Они выбрались из переулка на центральную улицу. В воскресные вечера по ней лучше не ходить. Плотной стеной, наступая друг другу на пятки, движется людской поток. Шаркают по асфальту подошвы, гудят голоса. Кто-то непременно толкнет тебя в бок или в спину и не извинится. Кто-то шепнет над ухом двусмысленность, а оглянешься — не найдешь грубияна. Смотрят на тебя вежливые глаза трех-четырех парней, лица серьезные — попробуй придерись.
— Дина, что такое — оклохома?
— Не знаю.
— Мишке здорово подходит это прозвище. О-кло-хо-ма! — Лялька рассмеялась.
— Когда ты написала стихотворение, которое читала у Бугаевых?
Лялька отшвырнула на дорогу попавшийся под ноги непогашенный окурок:
— Экспромт, Динка, экспромт!
Дина задержалась на занятиях по немецкому языку. Света на лестнице и в коридорах не было, и она едва не закричала, наступив на что-то мягкое.

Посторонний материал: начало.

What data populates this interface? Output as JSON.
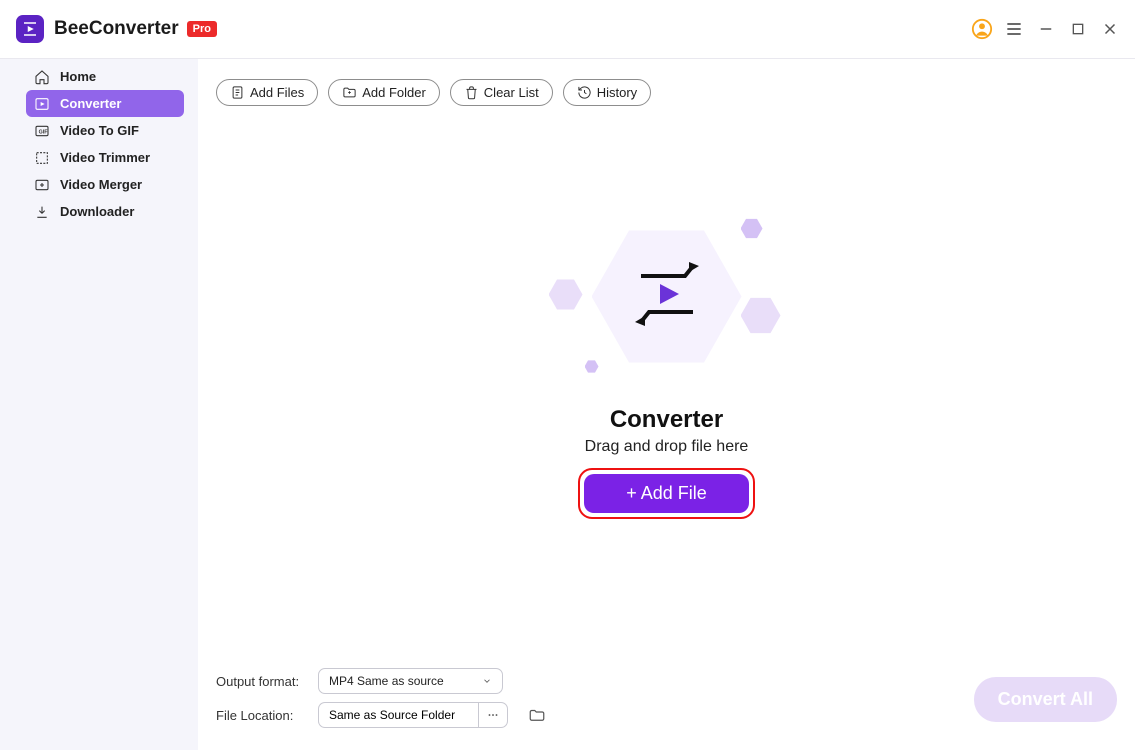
{
  "app": {
    "title": "BeeConverter",
    "badge": "Pro"
  },
  "sidebar": {
    "items": [
      {
        "label": "Home"
      },
      {
        "label": "Converter"
      },
      {
        "label": "Video To GIF"
      },
      {
        "label": "Video Trimmer"
      },
      {
        "label": "Video Merger"
      },
      {
        "label": "Downloader"
      }
    ],
    "active_index": 1
  },
  "toolbar": {
    "add_files": "Add Files",
    "add_folder": "Add Folder",
    "clear_list": "Clear List",
    "history": "History"
  },
  "dropzone": {
    "title": "Converter",
    "subtitle": "Drag and drop file here",
    "add_button": "+ Add File"
  },
  "footer": {
    "output_format_label": "Output format:",
    "output_format_value": "MP4 Same as source",
    "location_label": "File Location:",
    "location_value": "Same as Source Folder"
  },
  "convert_all_label": "Convert All"
}
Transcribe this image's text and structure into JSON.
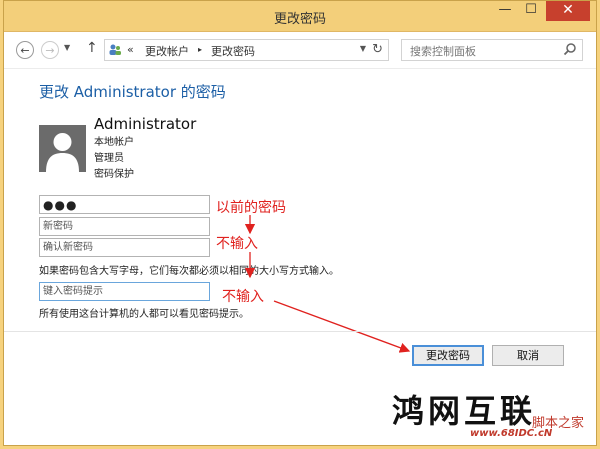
{
  "window": {
    "title": "更改密码",
    "minimize": "—",
    "maximize": "☐",
    "close": "✕"
  },
  "address": {
    "back": "←",
    "forward": "→",
    "up": "↑",
    "crumb_sep": "«",
    "crumbs": [
      "更改帐户",
      "更改密码"
    ],
    "crumb_arrow": "▸",
    "refresh": "↻",
    "search_placeholder": "搜索控制面板"
  },
  "page": {
    "title": "更改 Administrator 的密码",
    "user": {
      "name": "Administrator",
      "info": [
        "本地帐户",
        "管理员",
        "密码保护"
      ]
    },
    "fields": {
      "old_password_value": "●●●",
      "new_password_placeholder": "新密码",
      "confirm_placeholder": "确认新密码",
      "hint_placeholder": "键入密码提示"
    },
    "case_note": "如果密码包含大写字母，它们每次都必须以相同的大小写方式输入。",
    "hint_note": "所有使用这台计算机的人都可以看见密码提示。",
    "buttons": {
      "ok": "更改密码",
      "cancel": "取消"
    }
  },
  "annotations": {
    "old": "以前的密码",
    "no_input_1": "不输入",
    "no_input_2": "不输入",
    "color": "#e0221f"
  },
  "watermark": {
    "main": "鸿网互联",
    "side": "脚本之家",
    "url": "www.68IDC.cN"
  }
}
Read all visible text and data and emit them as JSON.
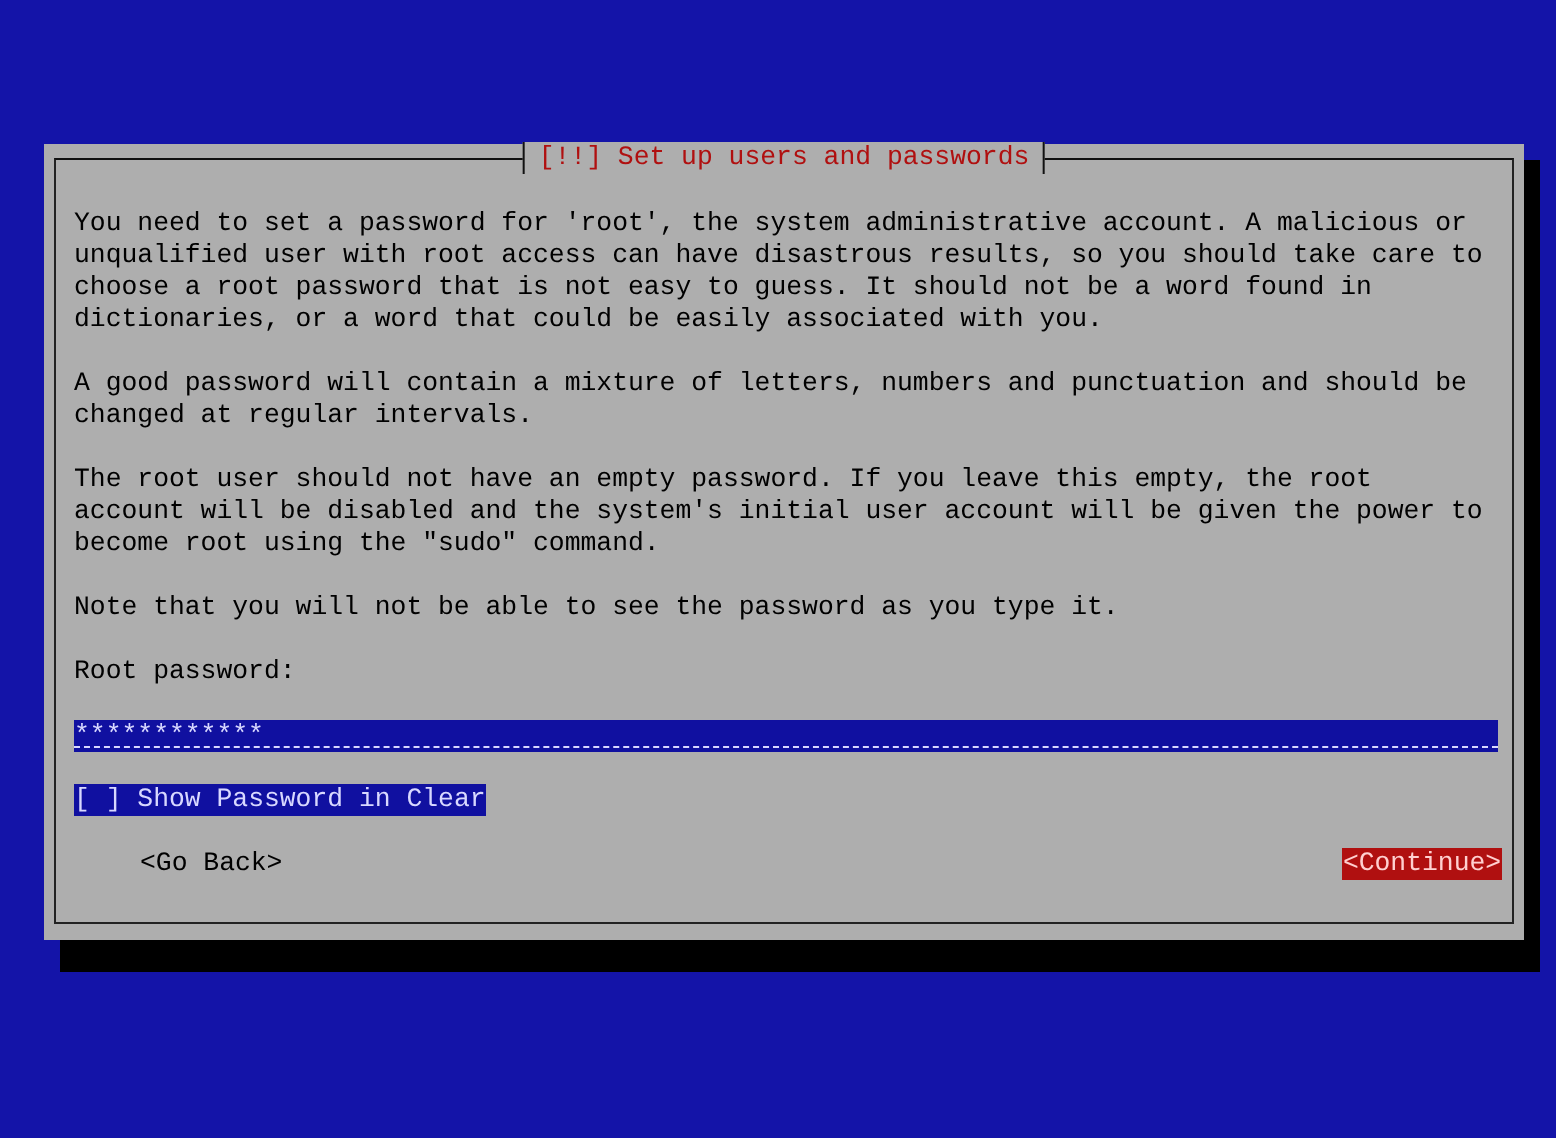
{
  "dialog": {
    "title": "[!!] Set up users and passwords",
    "paragraphs": [
      "You need to set a password for 'root', the system administrative account. A malicious or unqualified user with root access can have disastrous results, so you should take care to choose a root password that is not easy to guess. It should not be a word found in dictionaries, or a word that could be easily associated with you.",
      "A good password will contain a mixture of letters, numbers and punctuation and should be changed at regular intervals.",
      "The root user should not have an empty password. If you leave this empty, the root account will be disabled and the system's initial user account will be given the power to become root using the \"sudo\" command.",
      "Note that you will not be able to see the password as you type it."
    ],
    "field": {
      "label": "Root password:",
      "value": "************"
    },
    "checkbox": {
      "box_left": "[",
      "box_right": "]",
      "label": "Show Password in Clear",
      "checked": false,
      "focused": true
    },
    "buttons": [
      {
        "label": "<Go Back>",
        "selected": false
      },
      {
        "label": "<Continue>",
        "selected": true
      }
    ]
  }
}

— Кто здесь?! — скатившись со ступенек, громко спросила она.
В ответ раздалось знакомое бормотание. Алексевна!
— Вы чего здесь? — затормошила ее Дина. — Комнаты у вас нет? Поднимайтесь. Поднимайтесь, говорю.
Ей стоило невероятных усилий втащить Корягу в ее каморку. Прочные запахи кислоты и плесени ударили в нос. Долго не находился выключатель.
— Ой, что с вами? — охнула Дина, когда вспыхнула слабая лампочка под потолком. Лицо и платье Алексевны были перепачканы грязью, изо рта тонкой струйкой текла кровь. Она не была пьяна. Она была в беспамятстве.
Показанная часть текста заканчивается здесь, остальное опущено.